Minister of Public Enterprises Alec Erwin on Thursday denied ever saying that the infamous bolt thought to have tripped Cape Town’s Koeberg power station last year was the result of sabotage.
Erwin was quoted in Business Day on March 2 as saying “the bolt that caused the generators destruction did not get there by accident”. An e.tv news clip shows him saying “any interference with an electricity installation is an exceptionally serious crime. It is sabotage.”
His statement in Parliament on Thursday came on the same day that Eskom, at a media conference in Johannesburg, insisted that the bolt was also to blame for the power cut.
Eskom CEO Thulani Gcabashe told journalists that the 8cm bolt, found in the generator immediately after the shut-down of the station, had not, in fact, played a direct role in the tripping of unit 1, which plunged the Western Cape into darkness.
The Eskom report said the most probable cause of the incident was failure of “clean-condition” controls during repairs, when tools were left behind. It said an unknown foreign object damaged the generator’s insulation, leading to an earth fault, which in turn damaged the generator.
Speaking in the National Assembly, Erwin revealed that months of investigation by three agencies had failed to uncover how the bolt blamed for the power outage found its way into a non-nuclear gas turbine at Koeberg,
No evidence had been found of “any organised group of any sort being the agent of an act of sabotage at Koeberg”.
Erwin added that the police, Eskom security and the National Intelligence Agency could not establish conclusively whether the bolt had been placed there deliberately. The only explanation was “operational weaknesses in the clean-conditions controls” at Koeberg, as found in the Eskom investigation.
The Democratic Alliance and the Independent Democrats have called on Erwin to apologise for “deliberately misleading the public” by making the sabotage claim days before the March 1 local elections.
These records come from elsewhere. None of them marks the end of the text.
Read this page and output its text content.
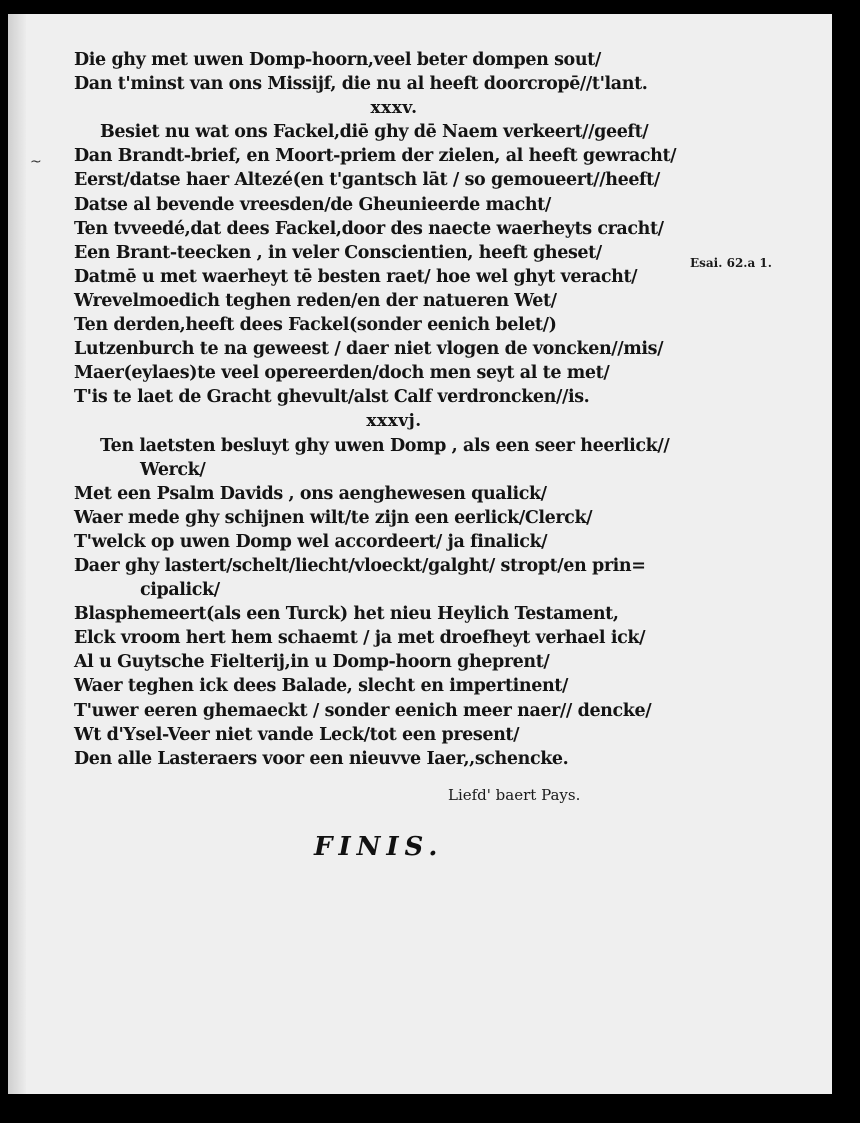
~
Esai. 62.a 1.
Die ghy met uwen Domp-hoorn,veel beter dompen sout/
Dan t'minst van ons Missijf, die nu al heeft doorcropē//t'lant.
xxxv.
Besiet nu wat ons Fackel,diē ghy dē Naem verkeert//geeft/
Dan Brandt-brief, en Moort-priem der zielen, al heeft gewracht/
Eerst/datse haer Altezé(en t'gantsch lāt / so gemoueert//heeft/
Datse al bevende vreesden/de Gheunieerde macht/
Ten tvveedé,dat dees Fackel,door des naecte waerheyts cracht/
Een Brant-teecken , in veler Conscientien, heeft gheset/
Datmē u met waerheyt tē besten raet/ hoe wel ghyt veracht/
Wrevelmoedich teghen reden/en der natueren Wet/
Ten derden,heeft dees Fackel(sonder eenich belet/)
Lutzenburch te na geweest / daer niet vlogen de voncken//mis/
Maer(eylaes)te veel opereerden/doch men seyt al te met/
T'is te laet de Gracht ghevult/alst Calf verdroncken//is.
xxxvj.
Ten laetsten besluyt ghy uwen Domp , als een seer heerlick//
Werck/
Met een Psalm Davids , ons aenghewesen qualick/
Waer mede ghy schijnen wilt/te zijn een eerlick/Clerck/
T'welck op uwen Domp wel accordeert/ ja finalick/
Daer ghy lastert/schelt/liecht/vloeckt/galght/ stropt/en prin=
cipalick/
Blasphemeert(als een Turck) het nieu Heylich Testament,
Elck vroom hert hem schaemt / ja met droefheyt verhael ick/
Al u Guytsche Fielterij,in u Domp-hoorn gheprent/
Waer teghen ick dees Balade, slecht en impertinent/
T'uwer eeren ghemaeckt / sonder eenich meer naer// dencke/
Wt d'Ysel-Veer niet vande Leck/tot een present/
Den alle Lasteraers voor een nieuvve Iaer,,schencke.
Liefd' baert Pays.
FINIS.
Erwin conceded that the issue of the bolt and his claim that its presence in the turbine had not been accidental had sparked massive public interest.
“Of as much interest has been whether I said that this was an act of sabotage. I did not say this, and all attempts I made to our erudite media to say what I did say merely got me into deeper linguistic difficulties.”
He said that after a major power cut on February 27 — two days before the elections — the generator was opened and the loose bolt found. “It was of a type that was used outside and not inside the generator,” Erwin said.
Early in the investigation “some discontent” on the part of employees was identified and a number of “unauthorised communications” from Eskom employees to “outside parties” had been made.
Responding to media charges that he had claimed sabotage “to avoid electoral problems”, he said: “The primary and sole focus of our actions was to ensure that we dealt with a major energy problem. Attempting to score political points in such a situation is a futile exercise.”
Erwin said Eskom acknowledged inadequacies in implementing procedures. However, the investigations showed events at Koeberg could not have been foreseen or easily prevented.
Eskom repeated that though it considered and took seriously the investigation and critical report released this week by the National Energy Regulator (NER), it disagreed with the NER’s conclusions that it had been negligent and violated its licence conditions.
The NER report blamed the Cape Town power cuts on Eskom’s failure to maintain infrastructure and suggested that the power utility should be fined 10% of its annual revenue, or about R3,6-billion.
Gcabashe said he would resist attempts to take punitive action against the company.
“Eskom accepts that there were oversights regarding some of its practices and procedures,” he said. “However this does not mean that Eskom has been negligent. Every technical fault does not amount to a breach of licence condition or negligence.”
The NER report relied heavily on Eskom’s own corporate technical audit department’s investigations into the power cuts. Eskom said its own investigations into the seven power failures confirmed that its planned maintenance was properly implemented within the “challenges and constraints of a complex operating environment”.
Gcabashe said he was disappointed that investigators could not pinpoint the precise circumstances that led to the generator’s failure. “Based on the circumstantial evidence, I am inclined towards the view that we are dealing with human error rather than any deliberate act or omission,” he said.